The sales conversation is an extension of a problem-solving discussion. The first way to make selling accessible to engineers builds off the point made in part 1 of this series: selling is about solving problems for customers. Engineers are good at finding and solving problems, so it’s not a huge leap from what they’re already doing. They find problems by first, asking questions about what the client wants to achieve, and what’s working and what’s not; second, by diagnosing the problem and finally by recommending a solution. So far, that’s exactly what consultative salespeople do. Where they go further is in asking questions to bring out the cost or impact of the problem, which increases urgency to solve it, and in getting the client involved in suggesting the logical solution. This type of questioning, of course, is just another process that can be learned.

Sales is not just for extraverts. You don’t have to be loud, gregarious, and attention-seeking to succeed in sales. In fact, for complex systems sales too much extraversion can be a disadvantage. While being too introverted can definitely hurt, introverts tend to be better at asking questions, listening and analysis, and these are key skills for complex sales.
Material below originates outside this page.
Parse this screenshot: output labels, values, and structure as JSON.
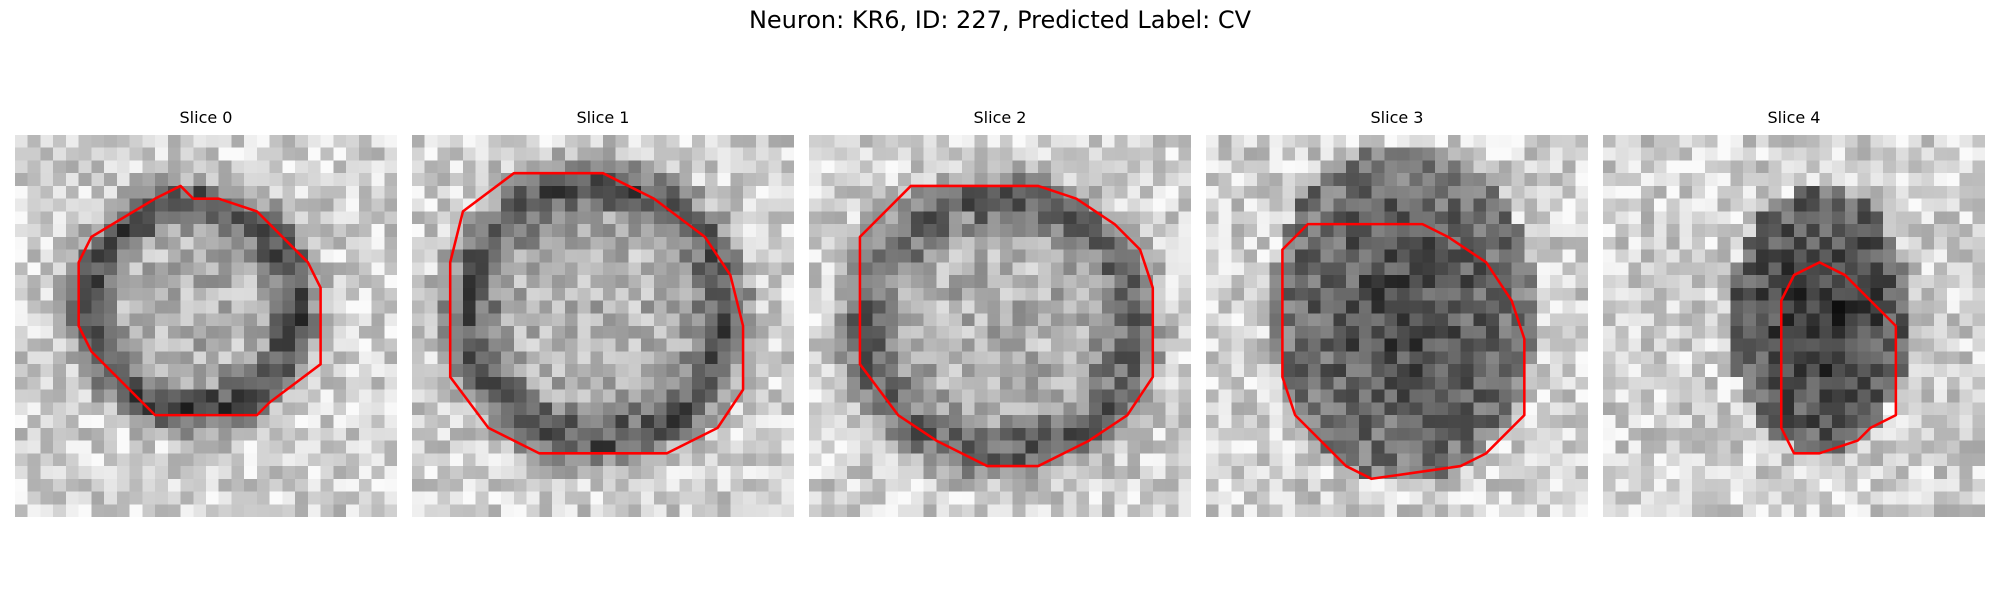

I’ve written about this before, but soon-to-be-released research highlighted by Dan Pink in To Sell Is Human shows that actual sales performance (not just peer perceptions) is turned in by those who are in the middle of the scale—the ambiverts, if you will.

So far, we’ve talked about how to make selling acceptable, and if you provide training and guidance to your engineering staff in these sales processes, you will make selling accessible. The final step is to provide the environment and incentives to make it appealing, which is the topic for part 3.